La Chiesa ricorda la memoria della Presentazione della Beata Vergine Maria e celebra
la Giornata delle Claustrali
I monasteri indicano al mondo di oggi che la ragione decisiva per cui vale la pena
vivere è Dio e il suo amore imperscrutabile: è quanto ha affermato domenica scorsa
all’Angelus Benedetto XVI nel ricordare la Giornata delle Claustrali che la Chiesa
celebra oggi, giorno in cui ricorre la memoria della Presentazione della Beata Vergine
Maria. La Giornata Pro orantibus vuole far conoscere il grande dono della vita contemplativa
e il contributo di preghiera reso quotidianamente alla Chiesa e al mondo dalle claustrali.
Secondo recenti statistiche, sono 51 mila le contemplative nei 5 continenti, divise
in 3.600 monasteri.
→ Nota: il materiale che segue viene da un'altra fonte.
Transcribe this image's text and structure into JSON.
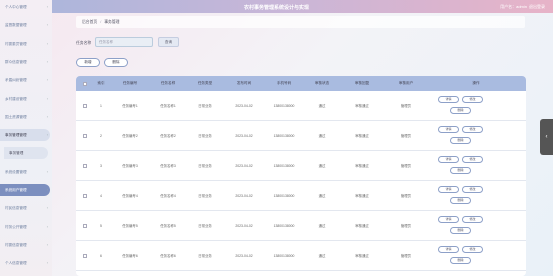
{
  "header": {
    "title": "农村事务管理系统设计与实现",
    "user": "用户名：admin",
    "logout": "退出登录"
  },
  "sidebar": {
    "items": [
      {
        "label": "个人中心管理",
        "state": ""
      },
      {
        "label": "监督数据管理",
        "state": ""
      },
      {
        "label": "村委委员管理",
        "state": ""
      },
      {
        "label": "群众信息管理",
        "state": ""
      },
      {
        "label": "矛盾纠纷管理",
        "state": ""
      },
      {
        "label": "乡村建设管理",
        "state": ""
      },
      {
        "label": "国土资源管理",
        "state": ""
      },
      {
        "label": "事务管理管理",
        "state": "active"
      },
      {
        "label": "事务管理",
        "state": "sub"
      },
      {
        "label": "系统设置管理",
        "state": ""
      },
      {
        "label": "系统用户管理",
        "state": "highlight"
      },
      {
        "label": "村民信息管理",
        "state": ""
      },
      {
        "label": "村务公开管理",
        "state": ""
      },
      {
        "label": "村委信息管理",
        "state": ""
      },
      {
        "label": "个人信息管理",
        "state": ""
      }
    ]
  },
  "breadcrumb": {
    "home": "后台首页",
    "current": "事务管理"
  },
  "search": {
    "label": "任务名称",
    "placeholder": "任务名称",
    "button": "查询"
  },
  "actions": {
    "add": "新增",
    "delete": "删除"
  },
  "table": {
    "headers": [
      "",
      "索引",
      "任务编号",
      "任务名称",
      "任务类型",
      "发布时间",
      "手机号码",
      "审核状态",
      "审核回复",
      "审核用户",
      "操作"
    ],
    "rows": [
      [
        "",
        "1",
        "任务编号1",
        "任务名称1",
        "日常业务",
        "2023-04-02",
        "13800138000",
        "通过",
        "审核通过",
        "管理员",
        ""
      ],
      [
        "",
        "2",
        "任务编号2",
        "任务名称2",
        "日常业务",
        "2023-04-02",
        "13800138000",
        "通过",
        "审核通过",
        "管理员",
        ""
      ],
      [
        "",
        "3",
        "任务编号3",
        "任务名称3",
        "日常业务",
        "2023-04-02",
        "13800138000",
        "通过",
        "审核通过",
        "管理员",
        ""
      ],
      [
        "",
        "4",
        "任务编号4",
        "任务名称4",
        "日常业务",
        "2023-04-02",
        "13800138000",
        "通过",
        "审核通过",
        "管理员",
        ""
      ],
      [
        "",
        "5",
        "任务编号5",
        "任务名称5",
        "日常业务",
        "2023-04-02",
        "13800138000",
        "通过",
        "审核通过",
        "管理员",
        ""
      ],
      [
        "",
        "6",
        "任务编号6",
        "任务名称6",
        "日常业务",
        "2023-04-02",
        "13800138000",
        "通过",
        "审核通过",
        "管理员",
        ""
      ]
    ],
    "ops": {
      "detail": "详情",
      "edit": "修改",
      "remove": "删除"
    }
  },
  "side_tab": {
    "icon": "chevron-left-icon",
    "glyph": "‹"
  }
}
Tiziana Campisi ha raccolto la testimonianza di suor
Roberta Della Chiesa, monaca clarissa del Monastero Santa Chiara di Gerusalemme:
R. –
Il nome claustrale oggi può far paura, ma noi siamo qui per intercedere per tutti
e per dire ad ogni uomo, e soprattutto a chi soffre, che Dio è amore, che Dio ci ha
creati per essere veramente fratelli e sorelle. Tutto il mondo sa che qui la situazione
è molto dolorosa. Qui vivono due popoli, quello di Israele e quello di Ismaele e la
nostra preghiera vuole raggiungere tutti i figli di Dio: i figli di Israele, che sono
il popolo dell’alleanza, ma anche i figli di Ismaele. Sono tutti e due figli di Abramo
e, quindi, il nostro più grande desiderio, come pensiamo sia anche quello di Dio,
è che i due popoli possano riconciliarsi e vivere insieme in pace, con amore e rispetto.
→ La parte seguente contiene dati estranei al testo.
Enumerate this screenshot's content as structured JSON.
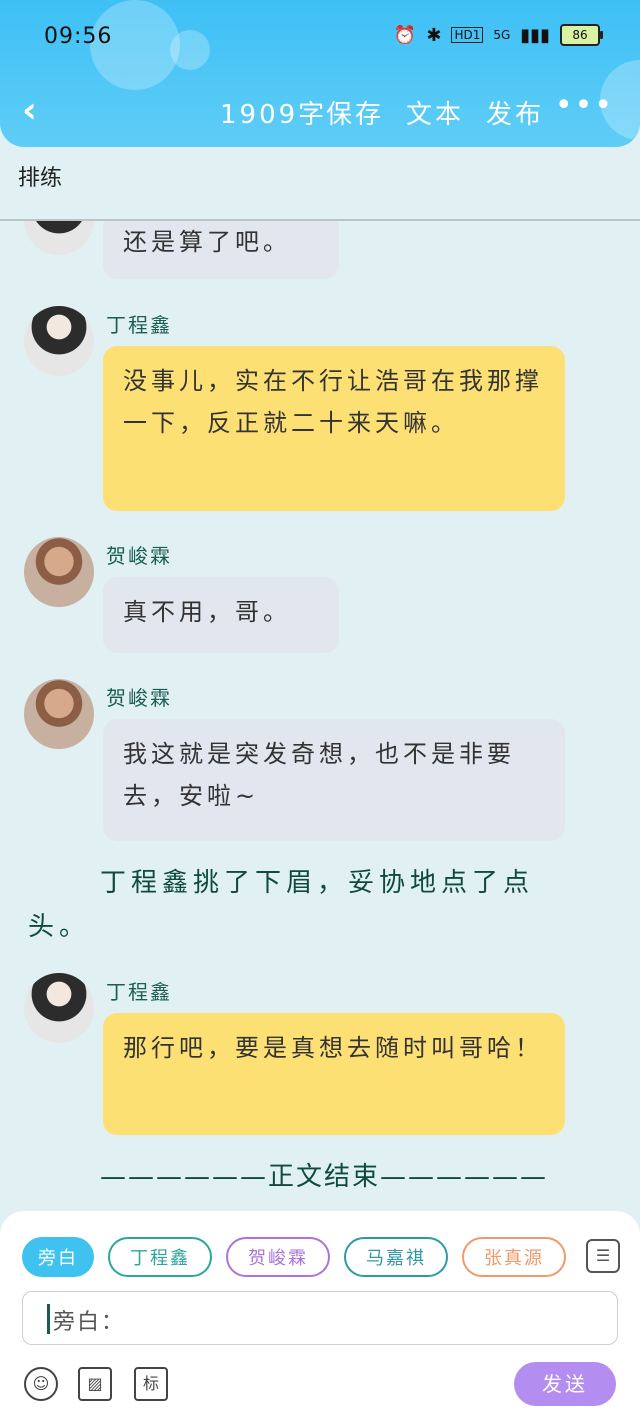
{
  "status": {
    "time": "09:56",
    "hd": "HD1",
    "net": "5G",
    "battery": "86"
  },
  "nav": {
    "back": "‹",
    "title": "1909字",
    "save": "保存",
    "text": "文本",
    "publish": "发布",
    "more": "•••"
  },
  "section": "排练",
  "messages": [
    {
      "speaker": "",
      "text": "还是算了吧。"
    },
    {
      "speaker": "丁程鑫",
      "text": "没事儿，实在不行让浩哥在我那撑一下，反正就二十来天嘛。"
    },
    {
      "speaker": "贺峻霖",
      "text": "真不用，哥。"
    },
    {
      "speaker": "贺峻霖",
      "text": "我这就是突发奇想，也不是非要去，安啦~"
    },
    {
      "speaker": "丁程鑫",
      "text": "那行吧，要是真想去随时叫哥哈！"
    }
  ],
  "narration": "丁程鑫挑了下眉，妥协地点了点头。",
  "end_text": "——————正文结束——————",
  "chips": [
    "旁白",
    "丁程鑫",
    "贺峻霖",
    "马嘉祺",
    "张真源"
  ],
  "chip_colors": [
    "#3fc2ef",
    "#2aa79a",
    "#a975d9",
    "#2f9aa7",
    "#ef9a6a"
  ],
  "input": {
    "label": "旁白："
  },
  "tools": {
    "emoji": "☺",
    "image": "▨",
    "mark": "标"
  },
  "send": "发送",
  "colors": {
    "header": "#3ec0f5",
    "bg": "#e1f1f3",
    "yellow": "#fde074",
    "gray": "#e2e6ee"
  }
}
D. – Come monache in che modo avete vissuto i periodi
più difficili in Terra Santa?
R. – L’ultima guerra,
quella che c’è stata ultimamente, è stata una spina in più nel cuore. E’ stato però
molto bello il fatto che in quella occasione, anche con l’invito del Patriarca, abbiamo
ospitato sia nel monastero che in una piccola casetta le persone alle quali erano
state colpite le loro case dai missili. Abbiamo, quindi, aperto loro non solo il cuore,
ma anche le nostre povere stanze a delle persone che avevano avuto la casa distrutta.
Il nostro monastero rappresenta un segno anche molto bello, poiché qui si incontrano
– in modo molto discreto - sia persone ebree che palestinesi. Noi vogliamo dire allora
che è possibile convivere insieme. Dio ci ha creati, veniamo da Lui e Lui vuole una
via di pace e non di conflitto.
D. - La vita al
di fuori del monastero, come filtra all’interno?
R.
– Il cuore di una claustrale è un cuore molto attento. Noi seguiamo tutte le notizie,
le più calde ed anche le meno dure e questo per portarle concretamente nella preghiera.
Il cuore di una claustrale è veramente vicino a tutte le sofferenze e, quindi, in
primo luogo alla sofferenza che viviamo qui in questa terra e a Gerusalemme in modo
speciale, che ci filtra anche attraverso le persone care che bussano al monastero,
siano esse palestinesi che ebree e che ci vengono a portare magari soltanto un dolce
o del cioccolato o soltanto a chiederci una preghiera. Anche solo con lo sguardo ci
sono vicine.
D. – Nella vita quotidiana, com’è il
vostro rapporto con chi vive a Gerusalemme?
R. –
Per mia esperienza – io sono qui da più di 16 anni – basta suonare il campanello al
monastero e la porta viene aperta a chiunque. Ci vogliono molto bene, sia il mondo
ebreo, sia il mondo musulmano. E questo perché credo che loro abbiano una fiducia
enorme nella preghiera e percepisco questo fortemente. C’è, quindi, un rispetto profondo!